In the last couple of years I've started to notice something, when I think about what God is or maybe that's started to worry me in someways. I've started to realise that I don't care if God's almighty, all-powerful, perfect and all that extra stuff. Instead I pray that God is simply powerful enough to do what it promised, that God is merciful above all else. That God is just but not humanly so, justice without personal bias, justice that is not bound by laws, rules and regulations but justice that is bound by mercy. A God who could welcome those who had damned them selves by their actions to save others, as well as those that had followed it's ways, and those who had attempted to follow it's ways yet not quite managed, as well as those who had followed other ways well still attempting to do that which is right.
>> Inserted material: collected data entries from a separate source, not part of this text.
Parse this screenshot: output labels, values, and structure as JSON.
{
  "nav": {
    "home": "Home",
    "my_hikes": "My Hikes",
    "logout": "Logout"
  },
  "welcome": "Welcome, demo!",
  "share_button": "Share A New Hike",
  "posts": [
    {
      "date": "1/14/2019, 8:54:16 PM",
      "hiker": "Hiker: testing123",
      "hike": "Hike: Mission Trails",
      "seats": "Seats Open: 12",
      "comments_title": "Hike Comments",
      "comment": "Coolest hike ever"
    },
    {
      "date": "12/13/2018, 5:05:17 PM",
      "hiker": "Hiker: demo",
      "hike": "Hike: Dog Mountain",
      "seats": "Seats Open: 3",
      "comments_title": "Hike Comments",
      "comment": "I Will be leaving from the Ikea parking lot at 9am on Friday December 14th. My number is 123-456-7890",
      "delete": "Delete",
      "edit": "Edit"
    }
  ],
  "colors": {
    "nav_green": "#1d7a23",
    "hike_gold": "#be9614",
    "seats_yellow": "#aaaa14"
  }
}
I pray that the God I believe in sees freewill as humankind's greatest gift, that seeks to know and love us because we are aware. On a slight tangent I really don't like it when speakers say we should surrender our freewill to God, to become as I see it God bots, sure very few people if manage it, but I just do not like the idea, as as I see it freewill and the sentience that goes with it are our greatest gifts that which distinguishes us from animals. How could God thus justify taking away the thing that makes us us. Some might say that our soul is what makes us, us but you can't even prove the existence of it and to me it seems most likely our "soul" is our freewill and sentience linked to our memories. You might say giving up our freewill to God allows it to protect us and stops us doing that which is wrong/sinful which maybe true but it is hardly good! If there are no consequences and no bad actions how do you learn what is good and bad? Trying to raise a child would not work if you stopped them from ever doing anything painful or damaging, as experience is the best and most profound teacher.

I pray that my God is one who does not have a list of "sins" as such but one who has a list of things that damage us. On a tangent again what is sin? I tend to think it is actions that damage us in some way shape or form, the few things that I'd consider evil are actions that damage, destroy or limit the freewill of others, within the restriction that some ideas and actions that others chose must be limited because they'd effect the freewill of others.

When I then, think these things that I hope and believe God is, I begin to worry what if he isn't? And is this me a simple human attempting to impose my ideas of what is right on God, a being that is most likely much greater than us? Are such thought's evil or sinful/harmful?

This confuses and worry's me as on a similar note my personal believe have already taken a good look at most of Genesis and discarded that is irrelevant and unlikely to be true.

4 comments:

Matt said...

It's an interesting one. I think we all make God in our own images: the things we value, we hope God values too. But then, *we're* made in his image, so I believe that the things I value, and know to be true-with-a-capital-t, are things that God feels the same about.

Kinda dangerous, and veering towards "everyone did what was right in their own eyes," but I think it comes down to: I couldn't follow a God who didn't share certain values I hold.

Unknown said...

Yes I'm at all comfortable with the "everyone did what was right in their own eyes". However I do feel there is an element of it though but bound up fairly tightly in some strict limitations. Still I can't entirely get my head around how that might work so...

Kat said...

Hm yeah I've often wondered if the 'optimally good/perfect/just/etc' picture of God is just a Western construct in some sense. It's the kind of thing philosophers say about God when they're trying to prove His existence logically, but it always seems kinda plastic to me. That is, thinking about God in that sense, as Ultimate Perfection Personified, seems rather cold and aloof, and not particularly like the Bible's portrayal (as I read it) of a God who is a 'person' in some sense. The philosophical God is almost more like an Essence or some kind of ethereal being of that kind.

I too, as you well know, get into a stew thinking about how I *think* God must be, compared to what he in actual fact *is*, which I can't seem to get at. It's especially hard to disentangle all the cultural blinders that dictate how we interpret things. No idea what the answer is.

Unknown said...

Yeah it does get confusing when trying to think about what you believe god is and what god it may actually be.

Yea and it is near neigh on impossible for us to get rid of our cultural biases.